Seven Questions with Richard Simons

The co-owner and vice-president of merchandising for Simons on who his favourite designers are and what is trending in fashion this spring.

Material republished with the express permission of: Ottawa Citizen, a division of Postmedia Network Inc.

As co-owner and vice-president of merchandising for Simons department stores, Richard Simons spends roughly 100 days a year travelling the world in search of the best designers, and new ideas and inspiration. He attends approximately 50 women’s fashion shows each year but his favourite place is in the showrooms, feeling the product as customers would in a store.

Born and raised in Quebec City, Richard always wanted to follow his father into the family business and, after graduating from business school at the University of New Brunswick, he saw a place for himself at the family firm. Richard is the fifth generation of his family to work at Simons, which started in 1870 as a dry goods store in Quebec City. (His brother, Peter Simons, is the company’s CEO and president.)

These days, Richard oversees the buying for Canada’s 15 Simons stores, including two new stores­—one in Calgary and the other in Edmonton. “It’s a very challenging and exciting time,” he says. “I’m always thinking about what’s next. What’s a mall going to look like in five years? How much will people be buying online? As a retailer, you know there’s going to be a lot of change.”

Where do you find your inspiration for the upcoming season?

“Inspiration is all around. There’s inspiration when you watch a film, walk through an airport, go to a fashion show, go to an art museum or when you read. We’re bombarded with inspiration.”

Where did you get your fashion sense, your sense of style?

“It’s like doing a 5,000-piece puzzle. There’s no instruction book. You might have a system and use logic; maybe you start with the border or certain colours. It’s the same with fashion. If you start seeing a lot of yellow, you know that’ll be trending for the next season. You draw lines between the similarities, what everyone is doing. And sometimes no one else is doing it, but you just think it’s interesting.”

Who are some of your favourite designers?

“Without hesitation my favourite show is Dries Van Noten. He is the master of beauty and the values of his company reflect those of our own organization. I’m very keen on Canadian designers [such as] Unttld, Denis Gagnon, Sid Neigum. There’s great talent amongst Canadian designers and we should encourage and support them.”

What’s trending this spring?

“Over the past season, we’ve seen a lot of flower prints, but this has really changed and we’ll be seeing more intense, bright colours this season mostly in solids prints and multi stripes and a lot of shiny vinyl in pants and skirts. I’m also loving the return of tailoring in pants and suiting, which are slightly oversized. Fashion is much less fitted these days, more boxy, wider shapes are taking place over tight-fitted styling.”

What’s the best part of your job?

“The buyers and designers I work with. I’m privileged to work with such passionate forces in fashion. Nobody around me is ever unmotivated. It’s important to enjoy what you are doing, and it’s fun to work with happy people.”

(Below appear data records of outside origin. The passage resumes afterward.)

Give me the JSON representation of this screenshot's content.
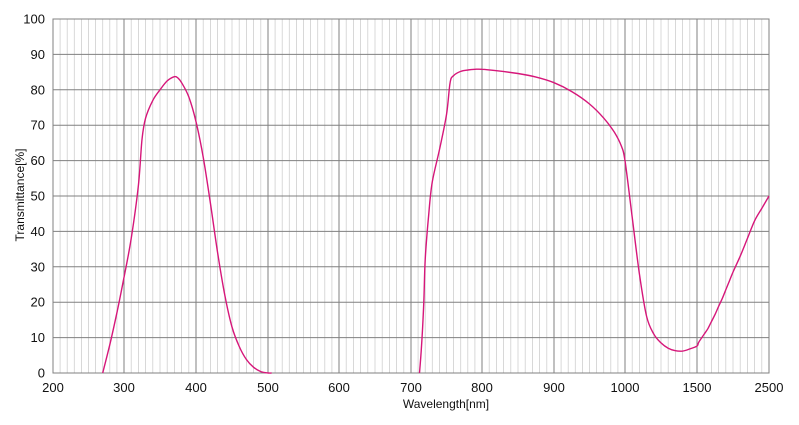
{
  "chart_data": {
    "type": "line",
    "title": "",
    "xlabel": "Wavelength[nm]",
    "ylabel": "Transmittance[%]",
    "ylim": [
      0,
      100
    ],
    "y_ticks": [
      "0",
      "10",
      "20",
      "30",
      "40",
      "50",
      "60",
      "70",
      "80",
      "90",
      "100"
    ],
    "x_tick_labels": [
      "200",
      "300",
      "400",
      "500",
      "600",
      "700",
      "800",
      "900",
      "1000",
      "1500",
      "2500"
    ],
    "x_axis_note": "piecewise linear: 200–1000 nm in 100 nm steps, then 1000–1500 and 1500–2500 nm segments",
    "grid": true,
    "legend": "none",
    "line_color": "#d6177a",
    "grid_major_color": "#808080",
    "grid_minor_color": "#cfcfcf",
    "series": [
      {
        "x": [
          270,
          280,
          290,
          300,
          310,
          320,
          325,
          330,
          340,
          350,
          360,
          370,
          375,
          380,
          390,
          400,
          410,
          420,
          430,
          440,
          450,
          460,
          470,
          480,
          490,
          500,
          505
        ],
        "values": [
          0,
          8,
          17,
          27,
          38,
          53,
          66,
          72,
          77,
          80,
          82.5,
          83.7,
          83.3,
          82,
          78,
          71,
          61,
          48,
          34,
          22,
          13,
          7.5,
          3.8,
          1.6,
          0.4,
          0,
          0
        ]
      },
      {
        "x": [
          712,
          715,
          718,
          720,
          725,
          730,
          740,
          750,
          755,
          760,
          770,
          780,
          790,
          800,
          820,
          850,
          875,
          900,
          925,
          950,
          970,
          985,
          995,
          1000,
          1050,
          1100,
          1150,
          1200,
          1250,
          1300,
          1350,
          1400,
          1450,
          1500,
          1520,
          1550,
          1600,
          1650,
          1700,
          1750,
          1800,
          1850,
          1900,
          1950,
          2000,
          2100,
          2200,
          2300,
          2400,
          2500
        ],
        "values": [
          0,
          8,
          20,
          32,
          45,
          54,
          63,
          73,
          82,
          84,
          85.2,
          85.6,
          85.8,
          85.8,
          85.4,
          84.6,
          83.6,
          82,
          79.5,
          76,
          72,
          68,
          64,
          60,
          44,
          28,
          16,
          11,
          8.5,
          7,
          6.3,
          6.2,
          6.8,
          7.6,
          8.5,
          9.5,
          11,
          12.5,
          14.5,
          16.5,
          18.8,
          21,
          23.5,
          26,
          28.5,
          33,
          38,
          43,
          46.5,
          50
        ]
      }
    ]
  }
}
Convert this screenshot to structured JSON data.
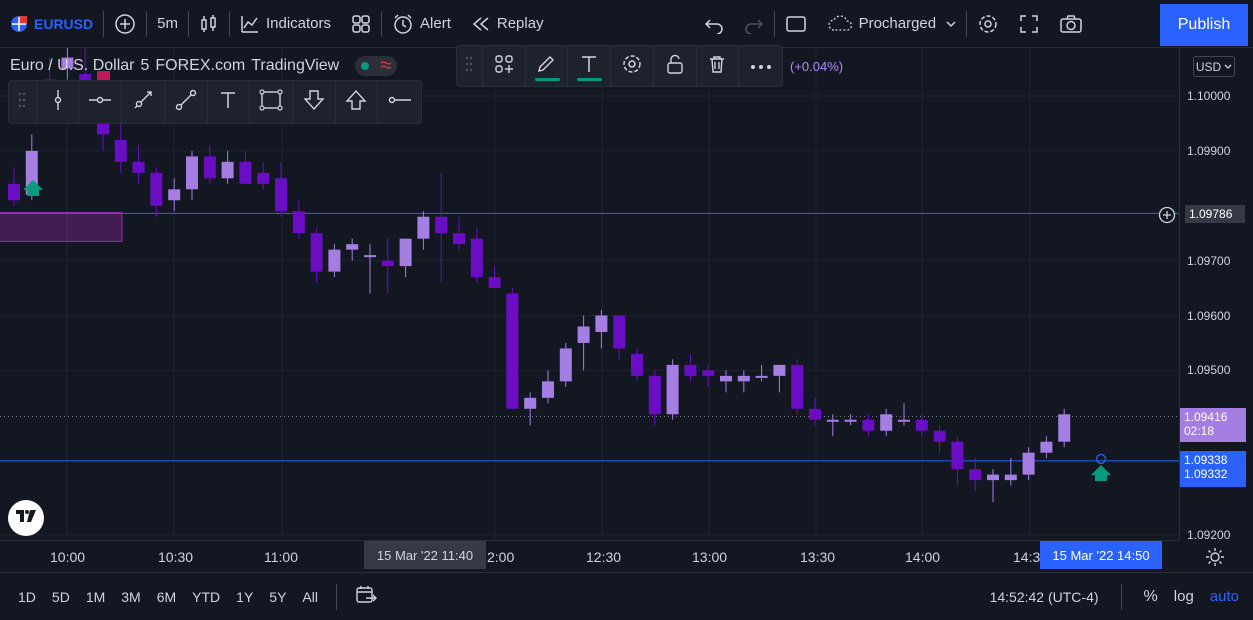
{
  "toolbar": {
    "symbol": "EURUSD",
    "interval": "5m",
    "indicators_label": "Indicators",
    "alert_label": "Alert",
    "replay_label": "Replay",
    "layout_name": "Procharged",
    "publish_label": "Publish"
  },
  "legend": {
    "name": "Euro / U.S. Dollar",
    "interval": "5",
    "exchange": "FOREX.com",
    "provider": "TradingView",
    "change": "(+0.04%)"
  },
  "currency": "USD",
  "price_axis": {
    "ticks": [
      {
        "label": "1.10000",
        "price": 1.1
      },
      {
        "label": "1.09900",
        "price": 1.099
      },
      {
        "label": "1.09700",
        "price": 1.097
      },
      {
        "label": "1.09600",
        "price": 1.096
      },
      {
        "label": "1.09500",
        "price": 1.095
      },
      {
        "label": "1.09200",
        "price": 1.092
      }
    ],
    "crosshair_label": "1.09786",
    "current_price": "1.09416",
    "countdown": "02:18",
    "line_label_1": "1.09338",
    "line_label_2": "1.09332"
  },
  "time_axis": {
    "labels": [
      "10:00",
      "10:30",
      "11:00",
      "12:00",
      "12:30",
      "13:00",
      "13:30",
      "14:00",
      "14:3"
    ],
    "crosshair_time": "15 Mar '22  11:40",
    "last_time": "15 Mar '22  14:50"
  },
  "bottom": {
    "ranges": [
      "1D",
      "5D",
      "1M",
      "3M",
      "6M",
      "YTD",
      "1Y",
      "5Y",
      "All"
    ],
    "clock": "14:52:42 (UTC-4)",
    "percent": "%",
    "log": "log",
    "auto": "auto"
  },
  "colors": {
    "up": "#a57ee3",
    "down": "#6a0dc4",
    "line": "#2962ff",
    "accent": "#2962ff"
  },
  "chart_data": {
    "type": "candlestick",
    "candles": [
      [
        1.0984,
        1.0987,
        1.098,
        1.0981
      ],
      [
        1.0982,
        1.0993,
        1.0981,
        1.099
      ],
      [
        1.1003,
        1.1007,
        1.0999,
        1.1001
      ],
      [
        1.1005,
        1.101,
        1.1003,
        1.1007
      ],
      [
        1.1004,
        1.1009,
        1.0998,
        1.1
      ],
      [
        1.1001,
        1.1003,
        1.099,
        1.0993
      ],
      [
        1.0992,
        1.0998,
        1.0986,
        1.0988
      ],
      [
        1.0988,
        1.0991,
        1.0984,
        1.0986
      ],
      [
        1.0986,
        1.0987,
        1.0978,
        1.098
      ],
      [
        1.0981,
        1.0985,
        1.0979,
        1.0983
      ],
      [
        1.0983,
        1.099,
        1.0981,
        1.0989
      ],
      [
        1.0989,
        1.0991,
        1.0984,
        1.0985
      ],
      [
        1.0985,
        1.099,
        1.0984,
        1.0988
      ],
      [
        1.0988,
        1.099,
        1.0984,
        1.0984
      ],
      [
        1.0986,
        1.0988,
        1.0983,
        1.0984
      ],
      [
        1.0985,
        1.0988,
        1.0978,
        1.0979
      ],
      [
        1.0979,
        1.0981,
        1.0974,
        1.0975
      ],
      [
        1.0975,
        1.0976,
        1.0966,
        1.0968
      ],
      [
        1.0968,
        1.0973,
        1.0967,
        1.0972
      ],
      [
        1.0972,
        1.0974,
        1.097,
        1.0973
      ],
      [
        1.0971,
        1.0973,
        1.0964,
        1.0971
      ],
      [
        1.097,
        1.0974,
        1.0964,
        1.0969
      ],
      [
        1.0969,
        1.0974,
        1.0967,
        1.0974
      ],
      [
        1.0974,
        1.0979,
        1.0972,
        1.0978
      ],
      [
        1.0978,
        1.0986,
        1.0966,
        1.0975
      ],
      [
        1.0975,
        1.0978,
        1.0972,
        1.0973
      ],
      [
        1.0974,
        1.0976,
        1.0966,
        1.0967
      ],
      [
        1.0967,
        1.0969,
        1.0965,
        1.0965
      ],
      [
        1.0964,
        1.0965,
        1.0943,
        1.0943
      ],
      [
        1.0943,
        1.0946,
        1.094,
        1.0945
      ],
      [
        1.0945,
        1.095,
        1.0944,
        1.0948
      ],
      [
        1.0948,
        1.0955,
        1.0947,
        1.0954
      ],
      [
        1.0955,
        1.096,
        1.095,
        1.0958
      ],
      [
        1.0957,
        1.0961,
        1.0954,
        1.096
      ],
      [
        1.096,
        1.096,
        1.0952,
        1.0954
      ],
      [
        1.0953,
        1.0954,
        1.0948,
        1.0949
      ],
      [
        1.0949,
        1.095,
        1.094,
        1.0942
      ],
      [
        1.0942,
        1.0952,
        1.0941,
        1.0951
      ],
      [
        1.0951,
        1.0953,
        1.0948,
        1.0949
      ],
      [
        1.095,
        1.0951,
        1.0947,
        1.0949
      ],
      [
        1.0948,
        1.095,
        1.0946,
        1.0949
      ],
      [
        1.0948,
        1.095,
        1.0946,
        1.0949
      ],
      [
        1.0949,
        1.0951,
        1.0948,
        1.0949
      ],
      [
        1.0949,
        1.0951,
        1.0946,
        1.0951
      ],
      [
        1.0951,
        1.0952,
        1.0942,
        1.0943
      ],
      [
        1.0943,
        1.0945,
        1.094,
        1.0941
      ],
      [
        1.0941,
        1.0942,
        1.0938,
        1.0941
      ],
      [
        1.0941,
        1.0942,
        1.094,
        1.0941
      ],
      [
        1.0941,
        1.0942,
        1.0938,
        1.0939
      ],
      [
        1.0939,
        1.0943,
        1.0938,
        1.0942
      ],
      [
        1.0941,
        1.0944,
        1.094,
        1.0941
      ],
      [
        1.0941,
        1.0942,
        1.0938,
        1.0939
      ],
      [
        1.0939,
        1.094,
        1.0935,
        1.0937
      ],
      [
        1.0937,
        1.0938,
        1.0929,
        1.0932
      ],
      [
        1.0932,
        1.0934,
        1.0928,
        1.093
      ],
      [
        1.093,
        1.0932,
        1.0926,
        1.0931
      ],
      [
        1.093,
        1.0934,
        1.0929,
        1.0931
      ],
      [
        1.0931,
        1.0936,
        1.093,
        1.0935
      ],
      [
        1.0935,
        1.0938,
        1.0934,
        1.0937
      ],
      [
        1.0937,
        1.0943,
        1.0936,
        1.0942
      ]
    ],
    "horizontal_lines": [
      1.09786,
      1.09335
    ]
  }
}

What do you do to get away from it all?

“I bought a cabin that’s three hours north of Quebec City with my brother when I was 21. I go fly fishing there with friends every spring. There’s no cellphone reception, no electricity, no TV. It’s the best place on earth.”

Could you recommend a business book?

The Designful Company: How to Build a Culture of Nonstop Innovation by Marty Neumeier. It’s great for creatives and the people who work with them.”